Consider how you want to get paid
There are countless ways to structure a business sale, and the options come with important implications for your finances and lifestyle. You might prefer receiving a lump-sum payment, so you can make a clean break from the business—but many buyers won’t have enough cash on hand to pay in full. That said, you might prefer to offer seller financing or an installment plan, or even stay on as a consultant, so you can receive an income stream to replace your paycheck.
Also consider whether you can retain some of your company’s assets for your own financial needs. For example, you might be able to sell the operating business but retain the real estate and provide a long-term lease to the new owners.
"Any of these options can be built into an agreement, but you have to go into the negotiations clear about what works best for you," says Arnett.
Remember the tax implications
A successful business can be a large, appreciated asset, so expect a tax bill after the sale.
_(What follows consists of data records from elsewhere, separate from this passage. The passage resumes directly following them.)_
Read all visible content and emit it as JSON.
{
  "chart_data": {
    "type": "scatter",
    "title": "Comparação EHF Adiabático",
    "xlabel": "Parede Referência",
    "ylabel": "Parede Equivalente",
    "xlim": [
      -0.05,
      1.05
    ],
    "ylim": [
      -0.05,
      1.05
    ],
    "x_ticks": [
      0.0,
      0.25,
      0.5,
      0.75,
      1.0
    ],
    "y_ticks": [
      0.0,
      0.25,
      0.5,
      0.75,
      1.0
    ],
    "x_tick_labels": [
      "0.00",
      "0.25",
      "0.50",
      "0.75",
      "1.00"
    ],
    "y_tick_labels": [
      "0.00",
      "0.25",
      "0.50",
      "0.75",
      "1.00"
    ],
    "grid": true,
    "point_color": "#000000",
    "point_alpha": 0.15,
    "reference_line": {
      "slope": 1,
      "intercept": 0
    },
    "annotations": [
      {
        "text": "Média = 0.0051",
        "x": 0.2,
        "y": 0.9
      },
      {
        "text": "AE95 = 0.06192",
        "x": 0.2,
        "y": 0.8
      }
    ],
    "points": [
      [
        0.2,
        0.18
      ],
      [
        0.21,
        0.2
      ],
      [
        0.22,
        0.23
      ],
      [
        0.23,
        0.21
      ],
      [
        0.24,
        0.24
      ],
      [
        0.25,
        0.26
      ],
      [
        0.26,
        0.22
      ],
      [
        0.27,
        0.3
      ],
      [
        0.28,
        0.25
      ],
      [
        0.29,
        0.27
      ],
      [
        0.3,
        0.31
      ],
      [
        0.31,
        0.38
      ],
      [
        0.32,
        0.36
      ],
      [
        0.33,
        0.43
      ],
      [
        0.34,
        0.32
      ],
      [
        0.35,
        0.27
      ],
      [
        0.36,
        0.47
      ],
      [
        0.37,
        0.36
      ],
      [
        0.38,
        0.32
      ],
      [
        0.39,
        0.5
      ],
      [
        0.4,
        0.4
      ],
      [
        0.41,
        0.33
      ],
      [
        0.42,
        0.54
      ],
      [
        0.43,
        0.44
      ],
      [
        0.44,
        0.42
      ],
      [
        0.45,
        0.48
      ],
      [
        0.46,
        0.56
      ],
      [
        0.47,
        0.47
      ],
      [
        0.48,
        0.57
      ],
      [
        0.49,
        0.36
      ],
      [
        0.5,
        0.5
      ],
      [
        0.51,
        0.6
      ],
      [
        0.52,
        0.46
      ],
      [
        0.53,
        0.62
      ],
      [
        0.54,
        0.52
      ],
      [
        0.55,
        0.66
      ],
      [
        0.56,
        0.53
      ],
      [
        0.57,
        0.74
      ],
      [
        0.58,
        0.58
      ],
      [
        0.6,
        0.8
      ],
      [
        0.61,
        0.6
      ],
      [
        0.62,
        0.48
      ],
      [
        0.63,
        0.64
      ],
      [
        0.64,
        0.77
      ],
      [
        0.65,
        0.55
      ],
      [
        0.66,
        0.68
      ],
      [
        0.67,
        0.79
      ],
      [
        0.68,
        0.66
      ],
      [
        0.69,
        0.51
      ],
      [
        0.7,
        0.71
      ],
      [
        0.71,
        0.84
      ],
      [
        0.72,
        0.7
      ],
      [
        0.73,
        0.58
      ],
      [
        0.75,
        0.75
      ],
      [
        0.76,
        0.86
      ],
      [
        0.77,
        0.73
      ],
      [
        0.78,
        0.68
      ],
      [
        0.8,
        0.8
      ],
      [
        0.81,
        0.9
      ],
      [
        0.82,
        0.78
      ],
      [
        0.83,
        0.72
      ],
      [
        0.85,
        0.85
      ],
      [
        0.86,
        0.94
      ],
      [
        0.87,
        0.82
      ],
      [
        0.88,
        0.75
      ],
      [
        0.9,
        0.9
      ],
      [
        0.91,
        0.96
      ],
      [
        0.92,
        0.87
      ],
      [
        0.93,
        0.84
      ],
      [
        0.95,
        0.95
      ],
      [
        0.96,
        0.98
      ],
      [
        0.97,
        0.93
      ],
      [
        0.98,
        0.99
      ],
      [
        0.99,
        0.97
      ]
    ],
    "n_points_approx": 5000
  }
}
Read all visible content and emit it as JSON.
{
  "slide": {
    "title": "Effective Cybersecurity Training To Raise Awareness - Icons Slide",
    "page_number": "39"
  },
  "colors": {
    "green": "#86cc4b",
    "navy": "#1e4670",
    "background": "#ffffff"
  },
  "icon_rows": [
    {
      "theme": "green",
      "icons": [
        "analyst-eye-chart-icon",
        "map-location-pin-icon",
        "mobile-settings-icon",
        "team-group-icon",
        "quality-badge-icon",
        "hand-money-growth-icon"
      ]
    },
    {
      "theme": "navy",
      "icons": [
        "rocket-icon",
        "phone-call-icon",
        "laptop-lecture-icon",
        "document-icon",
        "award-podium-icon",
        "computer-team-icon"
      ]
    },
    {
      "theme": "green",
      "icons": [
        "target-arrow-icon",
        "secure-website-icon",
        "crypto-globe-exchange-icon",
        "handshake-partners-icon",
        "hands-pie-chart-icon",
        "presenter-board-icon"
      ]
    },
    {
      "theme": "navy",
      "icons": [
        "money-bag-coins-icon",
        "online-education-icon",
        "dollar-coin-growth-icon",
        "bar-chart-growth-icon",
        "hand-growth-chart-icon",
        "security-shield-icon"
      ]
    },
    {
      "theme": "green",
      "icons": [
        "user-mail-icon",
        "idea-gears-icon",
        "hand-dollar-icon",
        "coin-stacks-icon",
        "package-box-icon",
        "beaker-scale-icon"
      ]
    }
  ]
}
How much you’ll owe depends on how you structure the deal, so work with a tax advisor during your exit planning process to examine the implications of different options.
"The type of assets being sold, and how much of the purchase price is allocated to each asset, may play an important role in determining your tax burden," says Arnett. For example, the portion of the sale price allocated to capital assets, such as business equipment or machinery, will typically be taxed at capital gains rates, while the portion of the sale price allocated to certain intangible assets may be taxed as ordinary income.
The timing of the receipt of the sale price may also determine your overall tax burden, says Arnett. "Receiving a one-time payment will result in large tax bill in the year you complete the sale, while selling the business on an installment basis may allow you to spread that tax burden over time."
Be smart about using the proceeds
Exit planning should also include a strategy for making the most of the money you receive. Consult your financial advisor on putting the proceeds to work in a diversified portfolio that supports your retirement needs. Lastly, remember to update your estate planning strategy to help ensure that the value you created by growing a business can support your family for generations to come.